Authors: Ibrahim MAA, Abdelrahman AHM, Allemailem KS, Almatroudi A, Moustafa MF, Hegazy MF

Abstract: Severe acute respiratory syndrome coronavirus 2 (SARS-CoV-2) is a recently emanating human infectious coronavirus that causes COVID-19 disease. On 11th March 2020, it has been announced as a pandemic by the World Health Organization (WHO). Recently, several repositioned drugs have been subjected to clinical investigations as anti-COVID-19 drugs. Here, in silico drug discovery tools were utilized to evaluate the binding affinities and features of eighteen anti-COVID-19 drug candidates against SARS-CoV-2 main protease (M(pro)).

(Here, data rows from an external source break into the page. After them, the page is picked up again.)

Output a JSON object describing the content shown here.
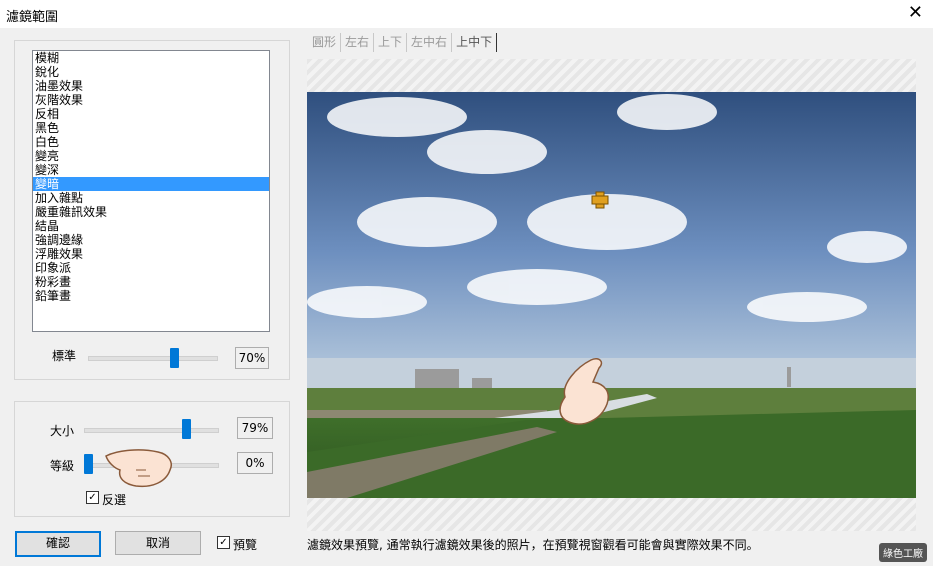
{
  "window": {
    "title": "濾鏡範圍",
    "close_glyph": "✕"
  },
  "filters": {
    "items": [
      "模糊",
      "銳化",
      "油墨效果",
      "灰階效果",
      "反相",
      "黑色",
      "白色",
      "變亮",
      "變深",
      "變暗",
      "加入雜點",
      "嚴重雜訊效果",
      "結晶",
      "強調邊緣",
      "浮雕效果",
      "印象派",
      "粉彩畫",
      "鉛筆畫"
    ],
    "selected_index": 9
  },
  "strength": {
    "label": "標準",
    "value": "70%",
    "level": 0.7
  },
  "size": {
    "label": "大小",
    "value": "79%",
    "level": 0.79
  },
  "grade": {
    "label": "等級",
    "value": "0%",
    "level": 0.0
  },
  "invert": {
    "label": "反選",
    "checked": true,
    "mark": "✓"
  },
  "buttons": {
    "ok": "確認",
    "cancel": "取消"
  },
  "preview_toggle": {
    "label": "預覽",
    "checked": true,
    "mark": "✓"
  },
  "tabs": [
    {
      "label": "圓形",
      "active": false
    },
    {
      "label": "左右",
      "active": false
    },
    {
      "label": "上下",
      "active": false
    },
    {
      "label": "左中右",
      "active": false
    },
    {
      "label": "上中下",
      "active": true
    }
  ],
  "caption": "濾鏡效果預覽, 通常執行濾鏡效果後的照片，在預覽視窗觀看可能會與實際效果不同。",
  "watermark": "綠色工廠",
  "colors": {
    "accent": "#0078d7",
    "selection": "#3399ff",
    "crosshair": "#e0a020"
  }
}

Molecular docking calculations using Autodock Vina showed considerable binding affinities of the investigated drugs with docking scores ranging from - 5.3 to - 8.3 kcal/mol, with higher binding affinities for HIV drugs compared to the other antiviral drugs. Molecular dynamics (MD) simulations were performed for the predicted drug-M(pro) complexes for 50 ns, followed by binding energy calculations utilizing molecular mechanics-generalized Born surface area (MM-GBSA) approach. MM-GBSA calculations demonstrated promising binding affinities of TMC-310911 and ritonavir towards SARS-CoV-2 M(pro), with binding energy values of - 52.8 and - 49.4 kcal/mol, respectively. Surpass potentialities of TMC-310911 and ritonavir are returned to their capabilities of forming multiple hydrogen bonds with the proximal amino acids inside M(pro)'s binding site. Structural and energetic analyses involving root-mean-square deviation, binding energy per-frame, center-of-mass distance, and hydrogen bond length demonstrated the stability of TMC-310911 and ritonavir inside the M(pro)'s active site over the 50 ns MD simulation. This study sheds light on HIV protease drugs as prospective SARS-CoV-2 M(pro) inhibitors.